The kind of "indecency" identified as potentially criminal by government witnesses in Reno v. ACLU included Internet postings of the photo of the actress Demi Moore naked and pregnant on the cover of Vanity Fair, and any use online of the famous "seven dirty words." In addition, the CDA would put at risk much of the socially valuable material posted online by the plaintiffs, including the ACLU, Planned Parenthood, Stop Prisoner Rape, Human Rights Watch and Critical Path AIDS Project. The ACLU argued that minors are entitled to have access to such socially valuable information.

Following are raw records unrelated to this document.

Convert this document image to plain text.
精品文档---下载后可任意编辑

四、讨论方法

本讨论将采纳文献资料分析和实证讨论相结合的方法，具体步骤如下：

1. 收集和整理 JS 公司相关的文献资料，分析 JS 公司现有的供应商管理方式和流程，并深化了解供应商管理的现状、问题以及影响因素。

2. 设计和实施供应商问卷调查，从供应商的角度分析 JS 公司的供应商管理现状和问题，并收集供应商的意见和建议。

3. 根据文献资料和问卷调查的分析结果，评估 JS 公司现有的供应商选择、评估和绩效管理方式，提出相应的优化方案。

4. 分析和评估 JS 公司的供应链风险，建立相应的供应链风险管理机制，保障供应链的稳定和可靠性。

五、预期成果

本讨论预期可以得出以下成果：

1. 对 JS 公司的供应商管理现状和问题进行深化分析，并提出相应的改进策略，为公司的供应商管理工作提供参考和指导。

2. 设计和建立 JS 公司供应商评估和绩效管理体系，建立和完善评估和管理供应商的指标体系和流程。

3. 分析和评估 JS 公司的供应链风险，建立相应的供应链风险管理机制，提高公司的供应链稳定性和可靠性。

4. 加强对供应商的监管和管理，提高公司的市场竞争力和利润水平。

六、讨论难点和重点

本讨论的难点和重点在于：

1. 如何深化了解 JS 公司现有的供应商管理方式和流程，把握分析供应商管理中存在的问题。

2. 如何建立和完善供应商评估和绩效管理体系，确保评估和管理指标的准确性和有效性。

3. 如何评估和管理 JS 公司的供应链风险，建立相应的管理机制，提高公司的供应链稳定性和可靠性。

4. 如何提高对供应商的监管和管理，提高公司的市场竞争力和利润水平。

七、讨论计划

The 20 plaintiffs in Reno v. ACLU are: American Civil Liberties Union, Human Rights Watch, Electronic Privacy Information Center, Electronic Frontier Foundation, Journalism Education Association, Computer Professionals for Social Responsibility, National Writers Union, ClariNet, Institute for Global Communications, Stop Prisoner Rape, AIDS Education Global Information System, BiblioBytes, Queer Resources Directory, Critical Path AIDS Project, Wildcat Press, Justice on Campus, Brock Meeks dba CyberWire Dispatch, the Safer Sex Web Page, The Ethical Spectacle, and Planned Parenthood Federation of America.

Lawyers for the ACLU are Christopher Hansen, Ann Beeson and Marjorie Heins of the national office; Steven R. Shapiro, the ACLU's national Legal Director; and Stefan Presser, Legal Director of the ACLU of Pennsylvania.

The case is Reno v. ACLU, No. 96-511.